As no mother is perfect, it is inevitable that the baby will repeatedly break the connection with her, when she is away for unbearably long. And that the mother and baby will need to re-make the emotional link between them.
The baby’s capacity to bear absence is increased by the acquisition of the ability to symbolize. Freud observed his grandson (at 18 months) playing with a reel that had a string attached to it. The young boy would throw the reel over the side of his cot so it couldn’t be seen and say “fort” – gone. And then he would draw it back using the string, triumphantly saying “da” – here.
Now, back to the problem.
“Forgetting” or breaking the emotional link with the other works like a charm in terms of getting rid of the pain of loss. But it has serious unforeseen consequences. To enumerate a few:
- It makes it difficult to learn. Painful lessons you learn from relationships are “forgotten” along with the pain. So you keep making the same mistakes in life.

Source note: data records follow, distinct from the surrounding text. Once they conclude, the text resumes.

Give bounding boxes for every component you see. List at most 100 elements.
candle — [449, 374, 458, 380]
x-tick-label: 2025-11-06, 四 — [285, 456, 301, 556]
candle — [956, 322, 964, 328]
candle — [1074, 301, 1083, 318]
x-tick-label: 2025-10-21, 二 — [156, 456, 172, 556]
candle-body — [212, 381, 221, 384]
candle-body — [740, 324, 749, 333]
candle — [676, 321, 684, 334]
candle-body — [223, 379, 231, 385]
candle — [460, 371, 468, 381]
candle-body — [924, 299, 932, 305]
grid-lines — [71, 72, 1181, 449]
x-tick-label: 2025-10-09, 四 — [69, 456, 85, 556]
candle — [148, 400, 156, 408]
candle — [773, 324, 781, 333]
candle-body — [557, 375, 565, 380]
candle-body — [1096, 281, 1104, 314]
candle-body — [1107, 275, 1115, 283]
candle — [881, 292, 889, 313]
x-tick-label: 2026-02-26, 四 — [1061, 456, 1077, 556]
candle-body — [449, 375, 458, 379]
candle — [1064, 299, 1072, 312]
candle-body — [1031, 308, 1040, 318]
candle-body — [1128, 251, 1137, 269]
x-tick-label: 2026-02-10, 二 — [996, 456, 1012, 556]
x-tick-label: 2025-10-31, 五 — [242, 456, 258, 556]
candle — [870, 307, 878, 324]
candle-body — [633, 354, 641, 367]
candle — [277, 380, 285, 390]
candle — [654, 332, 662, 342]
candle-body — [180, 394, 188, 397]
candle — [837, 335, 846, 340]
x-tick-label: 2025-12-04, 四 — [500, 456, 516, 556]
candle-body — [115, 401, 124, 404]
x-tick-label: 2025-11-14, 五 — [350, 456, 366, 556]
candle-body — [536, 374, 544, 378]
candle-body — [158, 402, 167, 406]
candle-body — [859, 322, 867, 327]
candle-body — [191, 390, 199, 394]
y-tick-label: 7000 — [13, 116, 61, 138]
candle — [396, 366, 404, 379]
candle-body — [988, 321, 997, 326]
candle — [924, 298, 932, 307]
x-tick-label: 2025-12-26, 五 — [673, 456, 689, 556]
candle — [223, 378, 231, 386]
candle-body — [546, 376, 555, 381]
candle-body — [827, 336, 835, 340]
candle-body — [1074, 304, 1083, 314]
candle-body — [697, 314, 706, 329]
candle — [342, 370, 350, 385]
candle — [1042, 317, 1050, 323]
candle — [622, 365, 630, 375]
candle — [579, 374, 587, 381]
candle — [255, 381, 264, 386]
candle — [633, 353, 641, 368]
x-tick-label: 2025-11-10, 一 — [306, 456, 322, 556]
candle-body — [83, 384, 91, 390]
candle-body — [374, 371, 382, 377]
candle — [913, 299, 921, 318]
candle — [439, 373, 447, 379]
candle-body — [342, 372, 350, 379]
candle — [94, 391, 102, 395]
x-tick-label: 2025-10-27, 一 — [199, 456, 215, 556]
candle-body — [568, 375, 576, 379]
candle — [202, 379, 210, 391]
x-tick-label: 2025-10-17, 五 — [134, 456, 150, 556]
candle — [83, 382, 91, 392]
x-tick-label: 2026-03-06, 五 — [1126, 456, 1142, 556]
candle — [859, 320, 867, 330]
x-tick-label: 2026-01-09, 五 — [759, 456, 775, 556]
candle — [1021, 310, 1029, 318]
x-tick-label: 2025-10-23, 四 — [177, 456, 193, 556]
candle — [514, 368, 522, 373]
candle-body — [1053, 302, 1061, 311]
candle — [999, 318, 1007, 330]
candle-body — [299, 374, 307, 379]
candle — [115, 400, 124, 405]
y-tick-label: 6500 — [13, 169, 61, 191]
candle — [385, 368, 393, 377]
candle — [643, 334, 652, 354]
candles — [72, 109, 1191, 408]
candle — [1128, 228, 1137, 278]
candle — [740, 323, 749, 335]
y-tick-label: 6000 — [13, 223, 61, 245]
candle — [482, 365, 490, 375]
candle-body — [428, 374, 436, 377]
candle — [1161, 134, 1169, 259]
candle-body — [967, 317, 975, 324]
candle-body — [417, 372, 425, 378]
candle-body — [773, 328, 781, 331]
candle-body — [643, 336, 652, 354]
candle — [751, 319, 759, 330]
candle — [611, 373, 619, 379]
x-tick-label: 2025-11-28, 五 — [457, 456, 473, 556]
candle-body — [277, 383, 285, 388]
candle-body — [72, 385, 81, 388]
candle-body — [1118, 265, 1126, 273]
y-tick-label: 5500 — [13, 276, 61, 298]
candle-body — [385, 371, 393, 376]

- It makes it difficult to sustain relationships. When your partner or close friend hurts you, or is away “too long,” you cut your emotional tie to them. So when you get together again, you are “cold,” “aloof.” In the case of friendship, it might mean you don’t contact them again, or don’t respond to their attempts to understand what has happened between you.
- It means you are denied the comfort of being able to remember and think fondly of those who are absent or who have passed on, to reflect on what you’ve shared and learned from them.
- It creates “gaps” in your memory, and in your life story.
- It keeps you “young” or like a child, at least in certain areas of your life.
For all these reasons, therapists are always concerned with how people deal with absence and loss. Our clients are often repeating painful situations, seemingly unable to learn from them. Their early defence of forgetting/cutting off/breaking emotional links which shielded them from unbearable pain when they were young, has become a serious liability to their capacity to form satisfying relationships, or lead fulfilling lives.
This is part of why the relationship between a therapist and a patient becomes so important. Because as a therapist becomes more important to a client, the pain of the end of a session, the weekend, or of a holiday can become unbearable, in the same way as the mother’s, a partner’s, or a friend’s absence. Naturally, a client will deal with this pain by their old tried and tested method — they’ll cut off. But this will mean that in some way they start each session afresh, needing to re-establish a relationship, before any other work can be done. And of course, they’ll lose the capacity to reflect on, and learn from what happens in the sessions between them.
But as this is all highlighted by the therapist, the client may find a different way to deal with the pain of absence, by putting it into words. And as they do this, their ability to recall the past and to learn from it and the present will increase.
It’s slow work. It’s counterintuitive. Men, in particular, often find it difficult to see the advantage to experiencing loss/dependence/neediness. Every fiber of their being protests against it. But as they understand the cost of their “pain free” existence — the absence of intimacy, not being in contact with others, being alone – they may come to make different conscious choices. And discover that life can indeed be profoundly different when one can bear the pain of keeping in touch.